Countries in Central and Eastern Europe (CEE) could earn up to 200 billion euro ($227.2 billion) in an additional gross domestic product (GDP) by 2025 if they develop digital economy across all sectors, McKinsey said in a recent report.
The region’s digital economy may grow to represent 16% of GDP by 2025, meaning up to 30% additional economic growth, the equivalent of one extra percentage point on GDP growth each year over the period, the global management consulting company said in its November 2018 report The rise of Digital Challengers published on its website.
The productivity in the region can be improved through a digital transformation of the public and private sectors, and by boosting e-commerce and offline consumer spending on digital equipment, McKinsey said in the report, covering 10 CEE countries — Bulgaria, Croatia, the Czech Republic, Hungary, Latvia, Lithuania, Poland, Romania, Slovakia, and Slovenia.
In terms of mobile broadband coverage, CEE countries are also well developed, with average coverage of 87%. While this falls below the average level of 98% coverage for digital frontrunners, the gap has closed somewhat in recent years, as Bulgaria, Romania, and Slovakia have made significant progress, McKinsey noted.
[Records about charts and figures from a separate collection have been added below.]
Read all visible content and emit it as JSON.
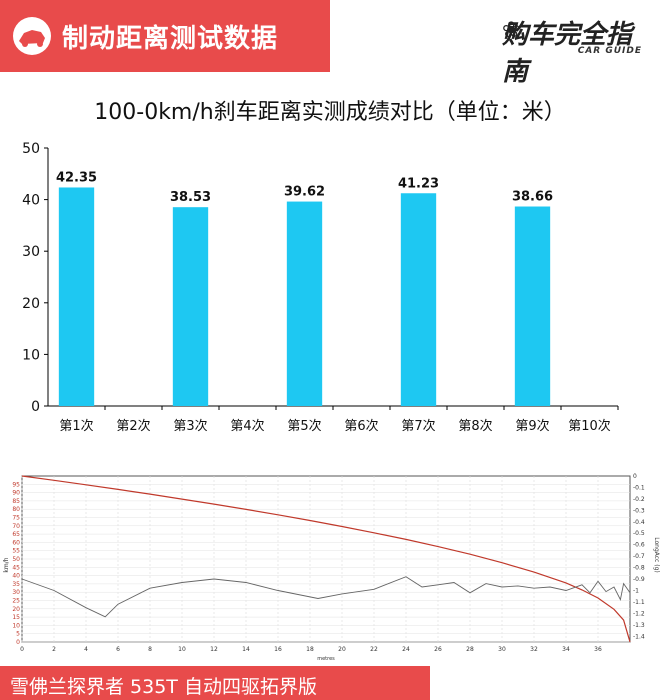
{
  "header": {
    "title": "制动距离测试数据",
    "brand_name": "购车完全指南",
    "brand_sub": "CAR GUIDE",
    "brand_color": "#e84b4b"
  },
  "chart_data": [
    {
      "type": "bar",
      "title": "100-0km/h刹车距离实测成绩对比（单位：米）",
      "categories": [
        "第1次",
        "第2次",
        "第3次",
        "第4次",
        "第5次",
        "第6次",
        "第7次",
        "第8次",
        "第9次",
        "第10次"
      ],
      "values": [
        42.35,
        null,
        38.53,
        null,
        39.62,
        null,
        41.23,
        null,
        38.66,
        null
      ],
      "data_labels": [
        "42.35",
        "",
        "38.53",
        "",
        "39.62",
        "",
        "41.23",
        "",
        "38.66",
        ""
      ],
      "ylim": [
        0,
        50
      ],
      "yticks": [
        0,
        10,
        20,
        30,
        40,
        50
      ],
      "bar_color": "#1ec8f2",
      "grid": false
    },
    {
      "type": "line",
      "x_label": "metres",
      "y_left_label": "km/h",
      "y_right_label": "LongAcc (g)",
      "xlim": [
        0,
        38
      ],
      "xticks": [
        0,
        2,
        4,
        6,
        8,
        10,
        12,
        14,
        16,
        18,
        20,
        22,
        24,
        26,
        28,
        30,
        32,
        34,
        36
      ],
      "ylim_left": [
        0,
        100
      ],
      "yticks_left": [
        0,
        5,
        10,
        15,
        20,
        25,
        30,
        35,
        40,
        45,
        50,
        55,
        60,
        65,
        70,
        75,
        80,
        85,
        90,
        95
      ],
      "ylim_right": [
        -1.45,
        0
      ],
      "yticks_right": [
        "0",
        "-0.1",
        "-0.2",
        "-0.3",
        "-0.4",
        "-0.5",
        "-0.6",
        "-0.7",
        "-0.8",
        "-0.9",
        "-1",
        "-1.1",
        "-1.2",
        "-1.3",
        "-1.4"
      ],
      "series": [
        {
          "axis": "left",
          "color": "#c0392b",
          "x": [
            0,
            2,
            4,
            6,
            8,
            10,
            12,
            14,
            16,
            18,
            20,
            22,
            24,
            26,
            28,
            30,
            32,
            34,
            35,
            36,
            37,
            37.6,
            38
          ],
          "y": [
            100,
            97.4,
            94.7,
            91.9,
            89.1,
            86.1,
            83.1,
            79.9,
            76.6,
            73.2,
            69.6,
            65.8,
            61.8,
            57.5,
            52.9,
            47.8,
            42.1,
            35.6,
            31.4,
            26.5,
            19.7,
            13.2,
            0
          ]
        },
        {
          "axis": "right",
          "color": "#666666",
          "x": [
            0,
            2,
            4,
            5.2,
            6,
            8,
            10,
            12,
            14,
            16,
            18.5,
            20,
            22,
            24,
            25,
            26,
            27,
            28,
            29,
            30,
            31,
            32,
            33,
            34,
            35,
            35.5,
            36,
            36.5,
            37,
            37.4,
            37.6,
            38
          ],
          "y": [
            -0.9,
            -1.0,
            -1.15,
            -1.23,
            -1.12,
            -0.98,
            -0.93,
            -0.9,
            -0.93,
            -1.0,
            -1.07,
            -1.03,
            -0.99,
            -0.88,
            -0.97,
            -0.95,
            -0.93,
            -1.02,
            -0.94,
            -0.97,
            -0.96,
            -0.98,
            -0.97,
            -1.0,
            -0.95,
            -1.02,
            -0.92,
            -1.01,
            -0.97,
            -1.08,
            -0.94,
            -1.02
          ]
        }
      ]
    }
  ],
  "footer": {
    "text": "雪佛兰探界者 535T 自动四驱拓界版"
  }
}
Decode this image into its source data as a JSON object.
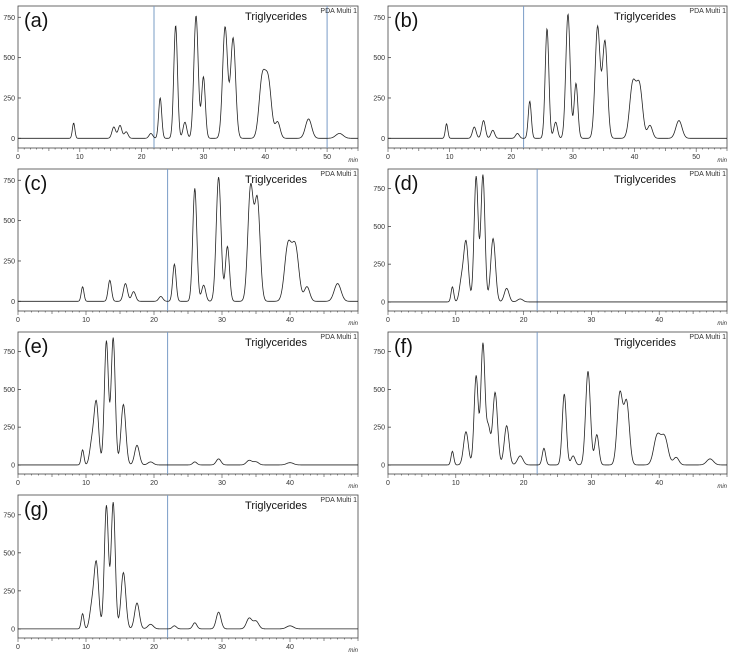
{
  "compound_label": "Triglycerides",
  "detector_label": "PDA Multi 1",
  "x_unit": "min",
  "chart_data": [
    {
      "type": "line",
      "panel_label": "(a)",
      "xlim": [
        0,
        55
      ],
      "ylim": [
        -60,
        820
      ],
      "xticks": [
        0,
        10,
        20,
        30,
        40,
        50
      ],
      "yticks": [
        0,
        250,
        500,
        750
      ],
      "marker_lines": [
        22,
        50
      ],
      "peaks": [
        [
          9,
          95,
          0.2
        ],
        [
          15.5,
          70,
          0.3
        ],
        [
          16.5,
          80,
          0.3
        ],
        [
          17.5,
          40,
          0.3
        ],
        [
          21.5,
          30,
          0.3
        ],
        [
          23,
          250,
          0.25
        ],
        [
          25.5,
          700,
          0.3
        ],
        [
          27,
          100,
          0.3
        ],
        [
          28.8,
          760,
          0.35
        ],
        [
          30,
          380,
          0.3
        ],
        [
          33.5,
          690,
          0.4
        ],
        [
          34.8,
          620,
          0.4
        ],
        [
          39.5,
          360,
          0.5
        ],
        [
          40.5,
          340,
          0.5
        ],
        [
          42,
          100,
          0.4
        ],
        [
          47,
          120,
          0.5
        ],
        [
          52,
          30,
          0.6
        ]
      ]
    },
    {
      "type": "line",
      "panel_label": "(b)",
      "xlim": [
        0,
        55
      ],
      "ylim": [
        -60,
        820
      ],
      "xticks": [
        0,
        10,
        20,
        30,
        40,
        50
      ],
      "yticks": [
        0,
        250,
        500,
        750
      ],
      "marker_lines": [
        22
      ],
      "peaks": [
        [
          9.5,
          90,
          0.2
        ],
        [
          14,
          70,
          0.3
        ],
        [
          15.5,
          110,
          0.3
        ],
        [
          17,
          50,
          0.3
        ],
        [
          21,
          30,
          0.3
        ],
        [
          23,
          230,
          0.25
        ],
        [
          25.8,
          680,
          0.3
        ],
        [
          27.2,
          100,
          0.3
        ],
        [
          29.2,
          770,
          0.35
        ],
        [
          30.5,
          340,
          0.3
        ],
        [
          34,
          690,
          0.4
        ],
        [
          35.2,
          600,
          0.4
        ],
        [
          39.7,
          330,
          0.5
        ],
        [
          40.8,
          320,
          0.5
        ],
        [
          42.5,
          80,
          0.4
        ],
        [
          47.2,
          110,
          0.5
        ]
      ]
    },
    {
      "type": "line",
      "panel_label": "(c)",
      "xlim": [
        0,
        50
      ],
      "ylim": [
        -60,
        820
      ],
      "xticks": [
        0,
        10,
        20,
        30,
        40
      ],
      "yticks": [
        0,
        250,
        500,
        750
      ],
      "marker_lines": [
        22
      ],
      "peaks": [
        [
          9.5,
          90,
          0.2
        ],
        [
          13.5,
          130,
          0.25
        ],
        [
          15.8,
          110,
          0.3
        ],
        [
          17,
          60,
          0.3
        ],
        [
          21,
          30,
          0.3
        ],
        [
          23,
          230,
          0.25
        ],
        [
          26,
          700,
          0.3
        ],
        [
          27.3,
          100,
          0.3
        ],
        [
          29.5,
          770,
          0.35
        ],
        [
          30.8,
          340,
          0.3
        ],
        [
          34.2,
          700,
          0.4
        ],
        [
          35.2,
          620,
          0.4
        ],
        [
          39.7,
          340,
          0.5
        ],
        [
          40.8,
          330,
          0.5
        ],
        [
          42.5,
          90,
          0.4
        ],
        [
          47,
          110,
          0.5
        ]
      ]
    },
    {
      "type": "line",
      "panel_label": "(d)",
      "xlim": [
        0,
        50
      ],
      "ylim": [
        -60,
        880
      ],
      "xticks": [
        0,
        10,
        20,
        30,
        40
      ],
      "yticks": [
        0,
        250,
        500,
        750
      ],
      "marker_lines": [
        22
      ],
      "peaks": [
        [
          9.5,
          100,
          0.2
        ],
        [
          10.8,
          120,
          0.3
        ],
        [
          11.5,
          400,
          0.35
        ],
        [
          13,
          830,
          0.3
        ],
        [
          14,
          840,
          0.3
        ],
        [
          15.5,
          420,
          0.35
        ],
        [
          17.5,
          90,
          0.35
        ],
        [
          19.5,
          20,
          0.4
        ]
      ]
    },
    {
      "type": "line",
      "panel_label": "(e)",
      "xlim": [
        0,
        50
      ],
      "ylim": [
        -60,
        880
      ],
      "xticks": [
        0,
        10,
        20,
        30,
        40
      ],
      "yticks": [
        0,
        250,
        500,
        750
      ],
      "marker_lines": [
        22
      ],
      "peaks": [
        [
          9.5,
          100,
          0.2
        ],
        [
          10.8,
          120,
          0.3
        ],
        [
          11.5,
          420,
          0.35
        ],
        [
          13,
          820,
          0.3
        ],
        [
          14,
          840,
          0.3
        ],
        [
          15.5,
          400,
          0.35
        ],
        [
          17.5,
          130,
          0.35
        ],
        [
          19.5,
          20,
          0.4
        ],
        [
          26,
          20,
          0.3
        ],
        [
          29.5,
          40,
          0.35
        ],
        [
          34,
          30,
          0.4
        ],
        [
          35,
          20,
          0.4
        ],
        [
          40,
          15,
          0.5
        ]
      ]
    },
    {
      "type": "line",
      "panel_label": "(f)",
      "xlim": [
        0,
        50
      ],
      "ylim": [
        -60,
        880
      ],
      "xticks": [
        0,
        10,
        20,
        30,
        40
      ],
      "yticks": [
        0,
        250,
        500,
        750
      ],
      "marker_lines": [
        22
      ],
      "peaks": [
        [
          9.5,
          90,
          0.2
        ],
        [
          11.5,
          220,
          0.35
        ],
        [
          13,
          590,
          0.3
        ],
        [
          14,
          800,
          0.3
        ],
        [
          14.8,
          240,
          0.3
        ],
        [
          15.8,
          480,
          0.35
        ],
        [
          17.5,
          260,
          0.35
        ],
        [
          19.5,
          60,
          0.4
        ],
        [
          23,
          110,
          0.25
        ],
        [
          26,
          470,
          0.3
        ],
        [
          27.3,
          60,
          0.3
        ],
        [
          29.5,
          620,
          0.35
        ],
        [
          30.8,
          200,
          0.3
        ],
        [
          34.2,
          470,
          0.4
        ],
        [
          35.2,
          410,
          0.4
        ],
        [
          39.7,
          190,
          0.5
        ],
        [
          40.8,
          180,
          0.5
        ],
        [
          42.5,
          50,
          0.4
        ],
        [
          47.5,
          40,
          0.5
        ]
      ]
    },
    {
      "type": "line",
      "panel_label": "(g)",
      "xlim": [
        0,
        50
      ],
      "ylim": [
        -60,
        880
      ],
      "xticks": [
        0,
        10,
        20,
        30,
        40
      ],
      "yticks": [
        0,
        250,
        500,
        750
      ],
      "marker_lines": [
        22
      ],
      "peaks": [
        [
          9.5,
          100,
          0.2
        ],
        [
          10.8,
          120,
          0.3
        ],
        [
          11.5,
          440,
          0.35
        ],
        [
          13,
          810,
          0.3
        ],
        [
          14,
          830,
          0.3
        ],
        [
          15.5,
          370,
          0.35
        ],
        [
          17.5,
          170,
          0.35
        ],
        [
          19.5,
          30,
          0.4
        ],
        [
          23,
          20,
          0.3
        ],
        [
          26,
          40,
          0.3
        ],
        [
          29.5,
          110,
          0.35
        ],
        [
          34,
          70,
          0.4
        ],
        [
          35,
          50,
          0.4
        ],
        [
          40,
          20,
          0.5
        ]
      ]
    }
  ]
}
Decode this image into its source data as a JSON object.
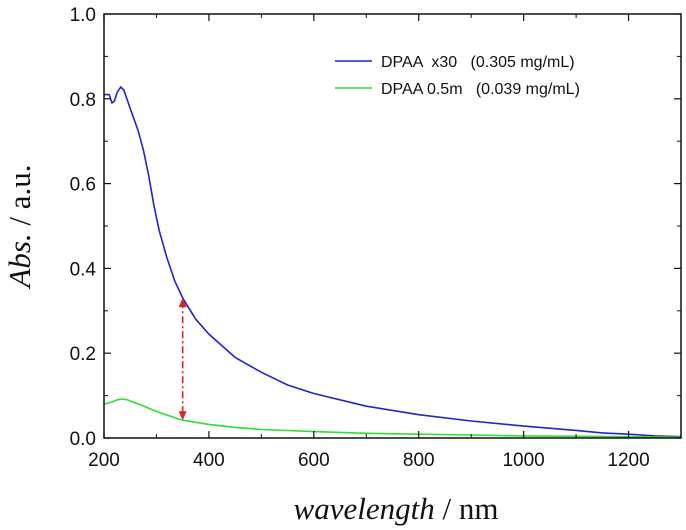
{
  "chart_data": {
    "type": "line",
    "title": "",
    "xlabel_main": "wavelength",
    "xlabel_unit": " / nm",
    "ylabel_main": "Abs.",
    "ylabel_unit": " / a.u.",
    "xlim": [
      200,
      1300
    ],
    "ylim": [
      0.0,
      1.0
    ],
    "x_ticks": [
      200,
      400,
      600,
      800,
      1000,
      1200
    ],
    "x_tick_labels": [
      "200",
      "400",
      "600",
      "800",
      "1000",
      "1200"
    ],
    "y_ticks": [
      0.0,
      0.2,
      0.4,
      0.6,
      0.8,
      1.0
    ],
    "y_tick_labels": [
      "0.0",
      "0.2",
      "0.4",
      "0.6",
      "0.8",
      "1.0"
    ],
    "grid": false,
    "legend_position": "top-right",
    "series": [
      {
        "name": "DPAA  x30   (0.305 mg/mL)",
        "color": "#2323c8",
        "x": [
          200,
          210,
          215,
          220,
          225,
          232,
          238,
          245,
          255,
          265,
          275,
          285,
          295,
          305,
          320,
          335,
          350,
          375,
          400,
          450,
          500,
          550,
          600,
          700,
          800,
          900,
          1000,
          1100,
          1150,
          1200,
          1250,
          1300
        ],
        "y": [
          0.81,
          0.81,
          0.79,
          0.795,
          0.815,
          0.828,
          0.82,
          0.795,
          0.76,
          0.725,
          0.68,
          0.62,
          0.55,
          0.49,
          0.425,
          0.37,
          0.33,
          0.28,
          0.245,
          0.19,
          0.155,
          0.125,
          0.105,
          0.075,
          0.055,
          0.04,
          0.028,
          0.018,
          0.012,
          0.009,
          0.005,
          0.003
        ]
      },
      {
        "name": "DPAA 0.5m   (0.039 mg/mL)",
        "color": "#33dd33",
        "x": [
          200,
          215,
          225,
          235,
          245,
          255,
          270,
          290,
          310,
          330,
          350,
          400,
          450,
          500,
          600,
          700,
          800,
          900,
          1000,
          1100,
          1200,
          1300
        ],
        "y": [
          0.08,
          0.085,
          0.09,
          0.092,
          0.09,
          0.085,
          0.078,
          0.068,
          0.058,
          0.05,
          0.042,
          0.032,
          0.025,
          0.02,
          0.015,
          0.011,
          0.009,
          0.007,
          0.005,
          0.004,
          0.003,
          0.002
        ]
      }
    ],
    "annotation": {
      "type": "double-arrow",
      "style": "dash-dot",
      "color": "#dd2222",
      "x": 350,
      "y_start": 0.042,
      "y_end": 0.33
    }
  }
}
“CEE can also boast some of the highest coverage rates of ultrafast (100+ Mbps) broadband in Europe, at least in certain countries. Latvia and Lithuania clearly outperform the average for Digital Frontrunners, for instance, while Romania has the highest share of ultrafast broadband subscriptions – approximately 1.7 times the average for Digital Frontrunners,” McKinsey said in the report.
Digital challengers boast a relatively good ICT infrastructure but governments could close the gaps that exist across the region by facilitating cross-border digital infrastructure projects in areas such as fiber optics, 5G technology, strategic e-commerce logistics centers, and complementary energy infrastructures. Similarly, in CEE, Slovenia, Croatia and Slovakia established “TendersForAll,” an e-procurement tool featuring automatic translations.
Among digital challengers, Latvia is well above average in terms of both in both penetration of digitisation in the public sector and uptake of digitisation by society, with levels on par with digital frontrunners. Slovenia, the Czech Republic, and Slovakia, and Poland are in the middle of the spectrum, while Romania and Bulgaria have the furthest to go, with penetration rates below 25%, McKinsey said.
A good education system is another factor strongly correlated with digitisation. The Slovenian education system provides an example of best practice in this area within CEE. In 2015, schoolchildren in Slovenia performed on average better than their digital frontrunner peers, PISA scores increasing by as much as ten points between 2010 and 2015 despite the fact that public spending on education per student fell by nearly one-third in the same period.
Rather than developing solutions in isolation, digital challengers could replicate strategies already tested elsewhere. For instance, Slovenia and the Czech Republic are at the forefront of the adoption of digital tools among enterprises, while Lithuania and Latvia boast the highest number of startups per capita and have wide experience digitising utilities, the report reads.
One of the first applications of digitisation, implemented by many businesses at the end of the last century, was the digitisation of paper documents. Slovenia is a positive outlier in CEE and indeed one of the leaders in Europe as a whole, with 78% of its large enterprises and 56% of its SMEs sending e-invoices.